You don’t need a GPU for Rasa to be honest. In fact; I’ve never trained Rasa with a GPU. I run all of my Rasa workloads on an intel NUC that only has 6 CPU cores.
It depends slightly on your dataset size perhaps though. How many intents/entities/examples do you have?
@koaning It finally worked turns out the issue was with using Rasa_NLU and Rasa_Core. This is what I had to import to get it to work.
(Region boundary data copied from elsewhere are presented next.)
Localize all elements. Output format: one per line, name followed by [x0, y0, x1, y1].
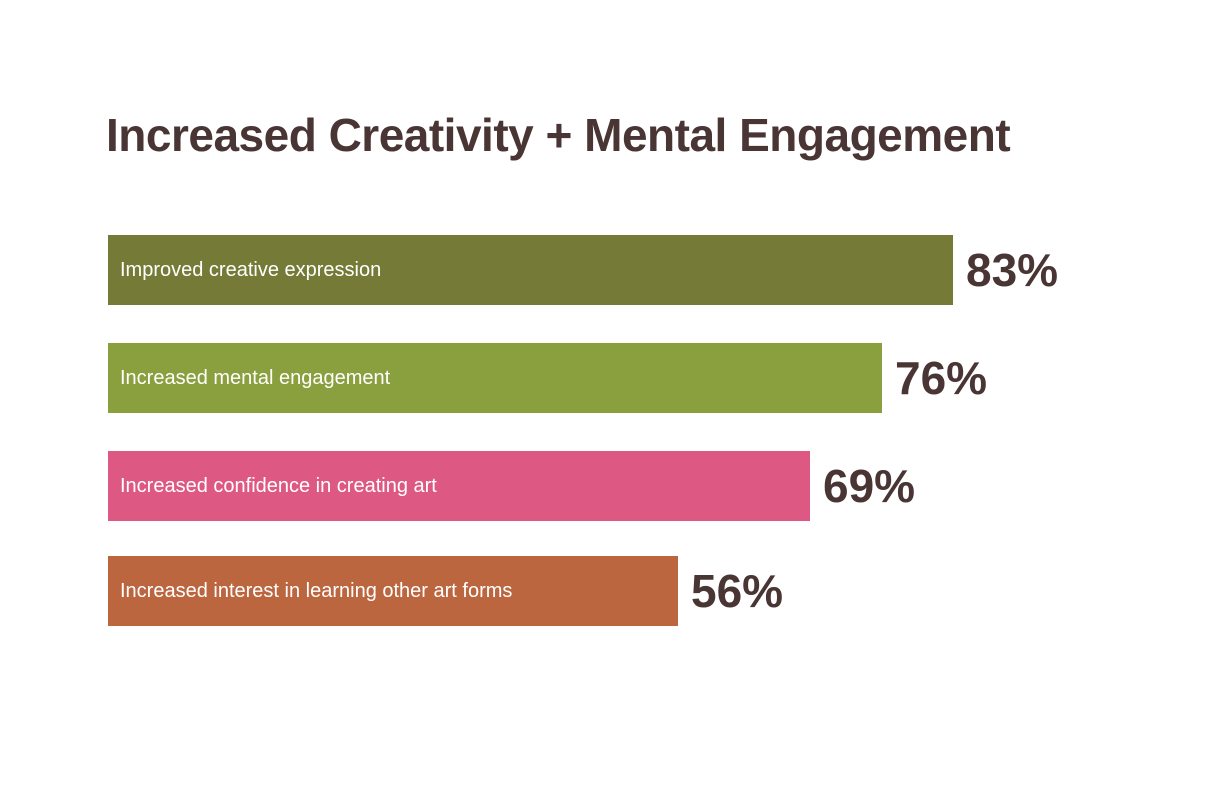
bar-row: Increased interest in learning other art… [108, 556, 1168, 626]
bar-value-label: 69% [823, 460, 916, 512]
bar-label: Improved creative expression [120, 258, 382, 281]
bar-row: Increased confidence in creating art 69% [108, 451, 1168, 521]
bar-row: Improved creative expression 83% [108, 235, 1168, 305]
bar: Increased mental engagement [108, 343, 882, 413]
bar: Improved creative expression [108, 235, 953, 305]
bar-value-label: 56% [691, 565, 784, 617]
bar-label: Increased mental engagement [120, 366, 391, 389]
bar-value-label: 83% [966, 244, 1059, 296]
bar-value-label: 76% [895, 352, 988, 404]
bar-row: Increased mental engagement 76% [108, 343, 1168, 413]
bar-label: Increased confidence in creating art [120, 474, 437, 497]
bar: Increased interest in learning other art… [108, 556, 678, 626]
bar: Increased confidence in creating art [108, 451, 810, 521]
bar-label: Increased interest in learning other art… [120, 579, 513, 602]
bar-chart: Improved creative expression 83% Increased… [108, 235, 1168, 635]
chart-title: Increased Creativity + Mental Engagement [106, 109, 1011, 161]
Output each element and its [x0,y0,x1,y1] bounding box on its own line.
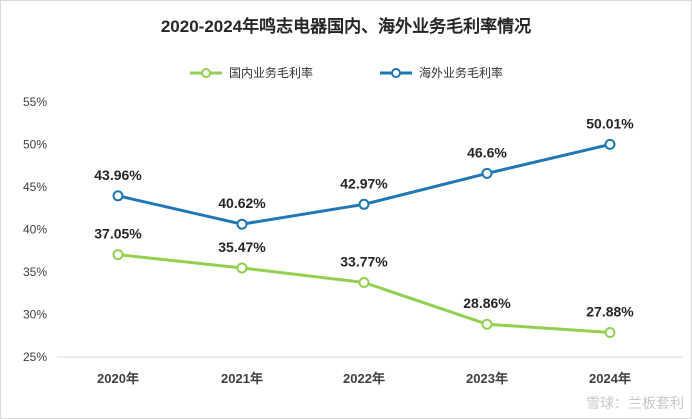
data-label: 40.62% [218,195,266,211]
legend-marker-domestic [201,68,211,78]
legend-label-domestic: 国内业务毛利率 [229,65,313,80]
series-point [481,167,493,179]
legend-label-overseas: 海外业务毛利率 [419,65,503,80]
y-tick-label: 45% [23,180,47,194]
series-point [236,262,248,274]
series-point [604,327,616,338]
legend: 国内业务毛利率 海外业务毛利率 [190,65,503,80]
legend-item-overseas: 海外业务毛利率 [380,65,503,80]
x-axis: 2020年 2021年 2022年 2023年 2024年 [97,371,631,386]
chart-title: 2020-2024年鸣志电器国内、海外业务毛利率情况 [161,16,531,36]
series-point [358,198,370,210]
y-axis: 25% 30% 35% 40% 45% 50% 55% [23,95,47,364]
series-point [236,218,248,230]
legend-item-domestic: 国内业务毛利率 [190,65,313,80]
series-layer: 37.05% 35.47% 33.77% 28.86% 27.88% 43.96% 40.6… [94,115,634,338]
x-tick-label: 2022年 [343,371,385,386]
data-label: 28.86% [463,295,511,311]
series-point [112,249,124,261]
series-point [112,190,124,202]
series-point [481,318,493,330]
data-label: 35.47% [218,239,266,255]
x-tick-label: 2023年 [466,371,508,386]
data-label: 42.97% [340,175,388,191]
watermark: 雪球：兰板套利 [586,396,684,412]
y-tick-label: 25% [23,350,47,364]
data-label: 37.05% [94,226,142,242]
x-tick-label: 2020年 [97,371,139,386]
series-point [358,277,370,288]
series-point [604,138,616,150]
y-tick-label: 40% [23,223,47,237]
y-tick-label: 30% [23,308,47,322]
data-label: 46.6% [467,144,507,160]
data-label: 33.77% [340,254,388,270]
legend-marker-overseas [391,68,401,78]
y-tick-label: 35% [23,265,47,279]
y-tick-label: 50% [23,138,47,152]
x-tick-label: 2021年 [221,371,263,386]
y-tick-label: 55% [23,95,47,109]
data-label: 43.96% [94,167,142,183]
x-tick-label: 2024年 [589,371,631,386]
data-label: 50.01% [586,115,634,131]
data-label: 27.88% [586,304,634,320]
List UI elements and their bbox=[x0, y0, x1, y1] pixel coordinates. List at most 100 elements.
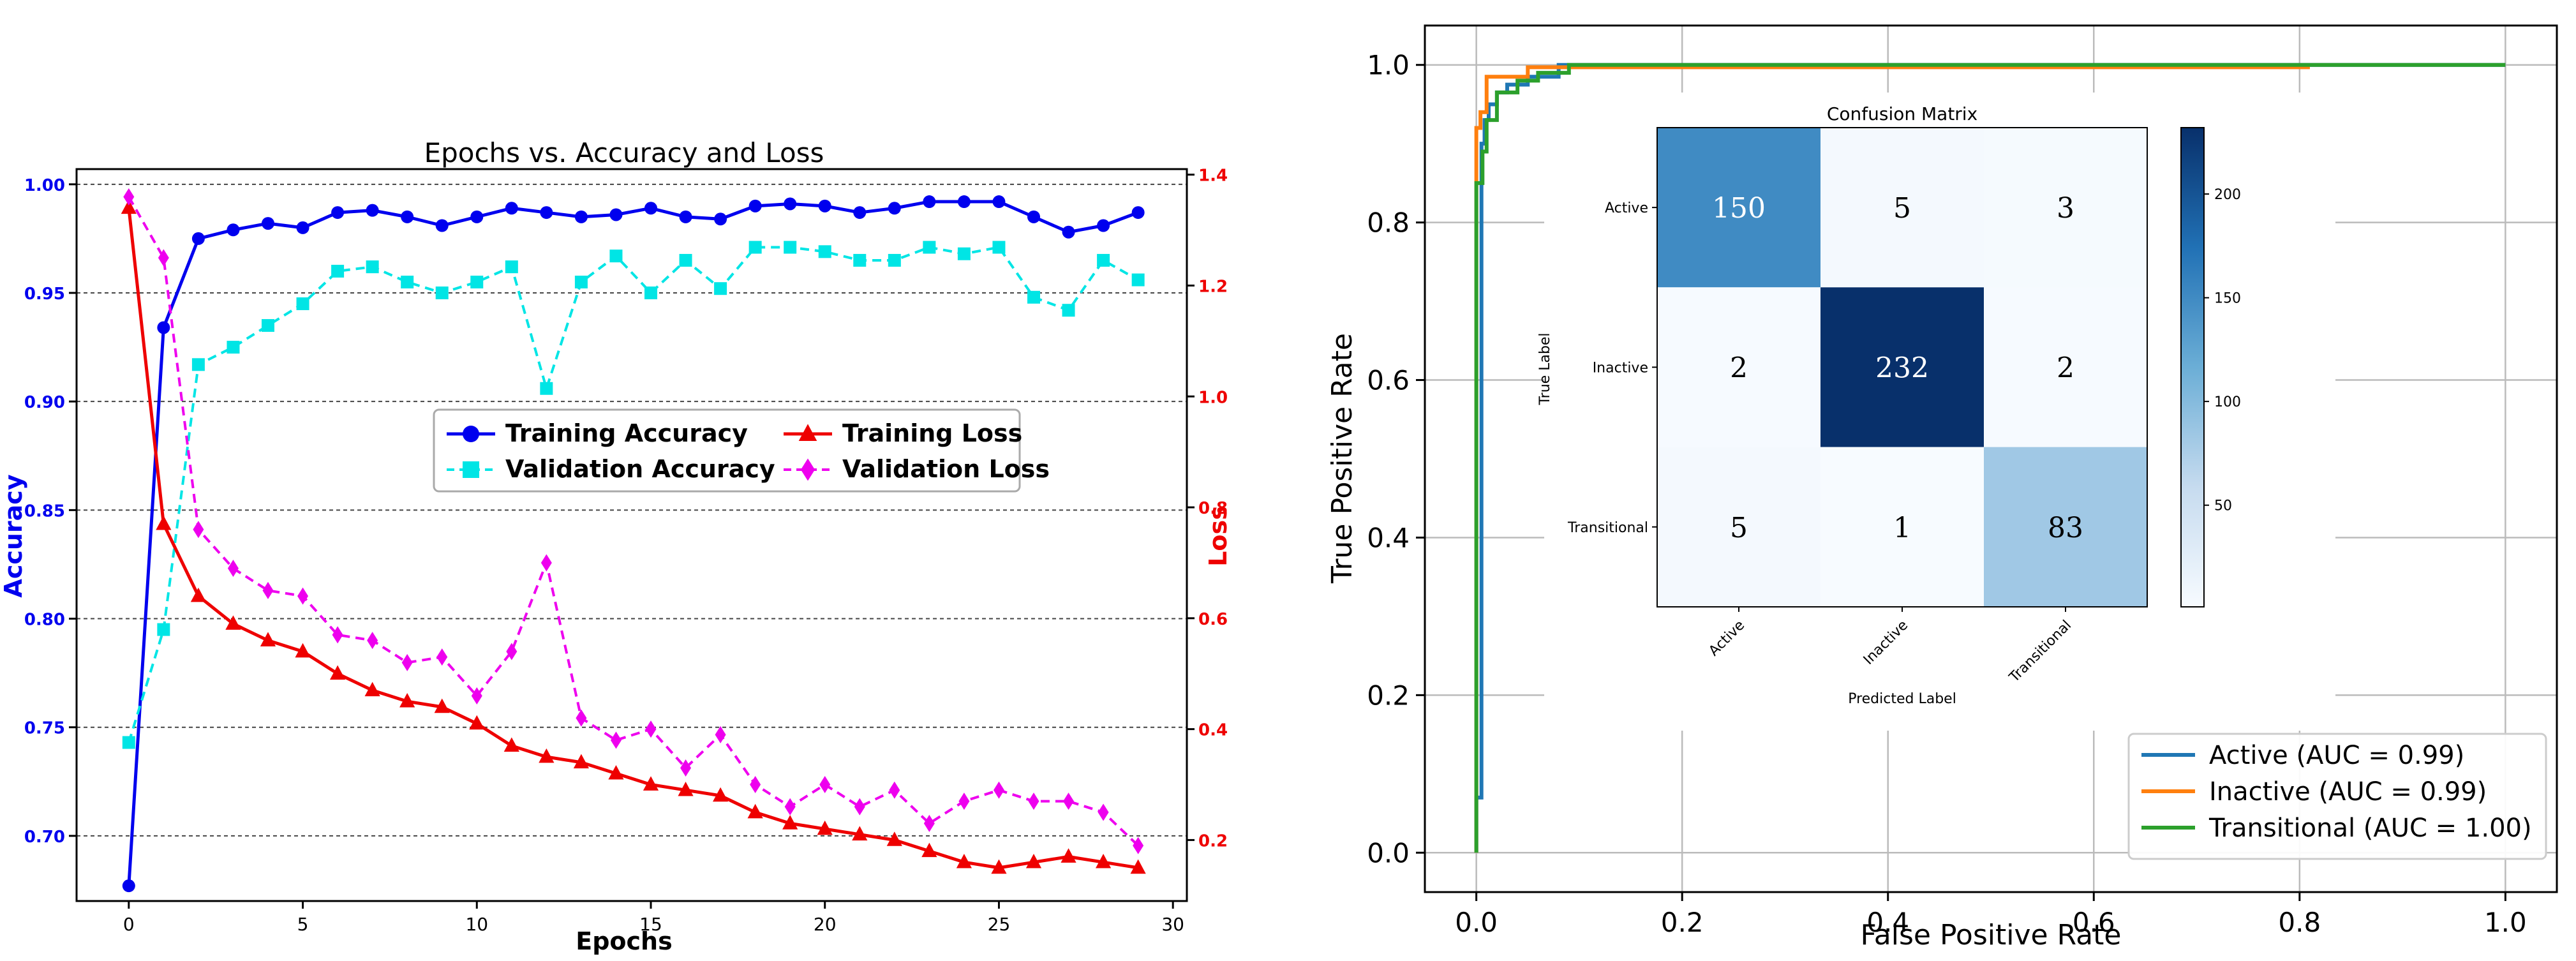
legend-label-training-accuracy: Training Accuracy bbox=[505, 419, 748, 447]
validation-accuracy-point bbox=[296, 297, 309, 311]
validation-loss-point bbox=[193, 521, 204, 539]
loss-tick-label: 1.2 bbox=[1198, 277, 1228, 296]
validation-loss-point bbox=[227, 560, 239, 577]
validation-accuracy-point bbox=[157, 623, 170, 636]
training-loss-point bbox=[712, 787, 729, 802]
epochs-tick-label: 10 bbox=[465, 914, 488, 935]
epochs-tick-label: 5 bbox=[297, 914, 309, 935]
training-accuracy-point bbox=[853, 206, 867, 220]
training-loss-point bbox=[1130, 859, 1146, 874]
training-loss-point bbox=[364, 682, 380, 697]
validation-loss-point bbox=[923, 814, 935, 832]
colorbar-ticks: 50 100 150 200 bbox=[2204, 187, 2241, 514]
training-accuracy-point bbox=[1097, 219, 1110, 232]
validation-loss-point bbox=[401, 653, 413, 671]
training-loss-point bbox=[539, 748, 555, 763]
training-loss-point bbox=[225, 615, 241, 630]
tpr-axis-label: True Positive Rate bbox=[1326, 333, 1359, 584]
validation-accuracy-point bbox=[505, 260, 518, 274]
roc-curves bbox=[1474, 63, 2506, 853]
accuracy-tick-label: 0.80 bbox=[24, 611, 65, 630]
epochs-x-axis: 0 5 10 15 20 25 30 bbox=[123, 901, 1184, 935]
validation-loss-point bbox=[576, 709, 587, 727]
confusion-cell bbox=[1657, 128, 1820, 288]
validation-accuracy-point bbox=[818, 245, 831, 258]
validation-loss-point bbox=[645, 720, 657, 738]
training-accuracy-point bbox=[644, 202, 657, 215]
validation-accuracy-point bbox=[331, 264, 345, 278]
confusion-cell-value: 5 bbox=[1730, 512, 1748, 544]
training-accuracy-point bbox=[992, 195, 1006, 209]
training-accuracy-point bbox=[957, 195, 971, 209]
tpr-tick-label: 0.2 bbox=[1367, 680, 1410, 711]
validation-loss-point bbox=[332, 626, 343, 644]
legend-marker-validation-accuracy bbox=[463, 461, 479, 478]
fpr-tick-label: 0.4 bbox=[1866, 907, 1909, 938]
validation-accuracy-point bbox=[540, 382, 553, 395]
training-legend-markers bbox=[447, 424, 832, 481]
confusion-cell-value: 3 bbox=[2057, 192, 2074, 225]
validation-accuracy-point bbox=[609, 250, 623, 263]
validation-accuracy-point bbox=[679, 253, 692, 267]
tpr-tick-label: 0.6 bbox=[1367, 365, 1410, 396]
training-accuracy-point bbox=[923, 195, 936, 209]
confusion-matrix-inset: 150 5 3 2 232 2 5 1 83 Active Inactive Transitiona… bbox=[1537, 93, 2335, 731]
training-loss-point bbox=[156, 515, 172, 530]
accuracy-tick-label: 1.00 bbox=[24, 176, 65, 195]
validation-accuracy-point bbox=[714, 282, 727, 295]
epochs-tick-label: 0 bbox=[123, 914, 135, 935]
training-accuracy-point bbox=[262, 217, 274, 230]
training-loss-point bbox=[1025, 853, 1042, 868]
confusion-matrix-cells: 150 5 3 2 232 2 5 1 83 bbox=[1657, 128, 2147, 607]
validation-accuracy-point bbox=[435, 287, 449, 300]
epochs-tick-label: 30 bbox=[1161, 914, 1184, 935]
tpr-tick-label: 0.4 bbox=[1367, 522, 1410, 553]
confusion-matrix-title: Confusion Matrix bbox=[1827, 103, 1977, 124]
colorbar-tick-label: 50 bbox=[2214, 498, 2232, 514]
accuracy-tick-label: 0.95 bbox=[24, 285, 65, 304]
training-loss-point bbox=[329, 665, 346, 680]
validation-loss-point bbox=[1028, 793, 1039, 810]
confusion-cell bbox=[1984, 128, 2147, 288]
legend-marker-training-loss bbox=[798, 424, 817, 442]
validation-accuracy-point bbox=[748, 241, 762, 254]
roc-legend-box bbox=[2127, 733, 2547, 860]
validation-loss-point bbox=[1063, 793, 1075, 810]
validation-accuracy-point bbox=[366, 260, 379, 274]
loss-tick-label: 0.4 bbox=[1198, 721, 1228, 740]
confusion-cell bbox=[1657, 287, 1820, 447]
training-loss-point bbox=[1061, 848, 1076, 863]
validation-accuracy-point bbox=[122, 736, 135, 749]
legend-label-validation-accuracy: Validation Accuracy bbox=[505, 455, 775, 483]
validation-loss-point bbox=[958, 793, 970, 810]
training-accuracy-point bbox=[435, 219, 449, 232]
training-loss-point bbox=[503, 737, 519, 752]
epochs-tick-label: 20 bbox=[814, 914, 837, 935]
training-loss-point bbox=[608, 764, 624, 780]
loss-tick-label: 1.0 bbox=[1198, 388, 1228, 407]
loss-tick-label: 0.8 bbox=[1198, 499, 1228, 518]
roc-legend-lines bbox=[2141, 753, 2195, 830]
loss-tick-label: 0.6 bbox=[1198, 610, 1228, 629]
loss-axis-label: Loss bbox=[1204, 505, 1232, 567]
legend-label-transitional: Transitional (AUC = 1.00) bbox=[2208, 814, 2532, 843]
confusion-cell-value: 150 bbox=[1712, 192, 1766, 225]
validation-loss-point bbox=[367, 632, 378, 650]
confusion-cell bbox=[1820, 128, 1984, 288]
fpr-tick-label: 0.2 bbox=[1661, 907, 1704, 938]
validation-accuracy-point bbox=[1062, 304, 1075, 317]
confusion-cell-value: 232 bbox=[1875, 352, 1929, 384]
fpr-tick-label: 0.6 bbox=[2073, 907, 2115, 938]
series-validation-loss bbox=[123, 188, 1144, 854]
accuracy-tick-label: 0.85 bbox=[24, 502, 65, 521]
training-loss-point bbox=[1095, 853, 1112, 868]
validation-loss-point bbox=[262, 581, 274, 599]
training-accuracy-point bbox=[748, 199, 762, 212]
training-accuracy-point bbox=[679, 210, 692, 223]
training-accuracy-point bbox=[540, 206, 553, 220]
epochs-axis-label: Epochs bbox=[576, 927, 672, 955]
confusion-cell-value: 1 bbox=[1893, 512, 1911, 544]
training-accuracy-point bbox=[784, 197, 797, 211]
epochs-tick-label: 25 bbox=[988, 914, 1011, 935]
Install Rasa NLU and Rasa Core
!{python} -m pip install -U rasa;
!{python} -m pip install sklearn_crfsuite;
!{python} -m pip install tensorflow;
!pip install -U spacy;
import rasa #rasa =2.1.0
import spacy
import pandas
import sklearn_crfsuite
print("rasa: {}".format(rasa.__version__)) #to see the version of rasa being used
Training the Rasa NLU Model
from rasa.nlu.train import load_data
from rasa.nlu.config import RasaNLUModelConfig
from rasa.nlu.model import Trainer
from rasa.nlu import config # To import your config file, should be called directly above the rest of the NLU training part of the code and not at the beginning of your code
from rasa.nlu.test import run_evaluation
Training the Domain Model
from rasa.core.policies.policy import *
Start up the bot
from rasa.core.interpreter import *
Config used
config = '''
# https://rasa.com/docs/rasa/nlu/components/
language: ar
pipeline:
- name: WhitespaceTokenizer
- name: RegexFeaturizer
- name: LexicalSyntacticFeaturizer
- name: CountVectorsFeaturizer
- name: CountVectorsFeaturizer
analyzer: "char_wb"
min_ngram: 1
max_ngram: 4
- name: DIETClassifier
epochs: 100
- name: EntitySynonymMapper
- name: ResponseSelector
epochs: 100
'''
%store config > config.yml
Now, however, I’m facing a problem with from rasa.core.agent import Agent
if you have any suggestions please let me know and if I figure it out I will also send the correct version.
I am also facing the same during the import of Agent
let me know if you found a solution.
I’ve ask here Rasa.core.agent import Agent Issue. I’ll definitely keep you update, same goes to you.
are you found any solution about using arabic chatbot with rasa ?
I need to support both Arabic and English for the same chatbot. any advice on the configs for nlu?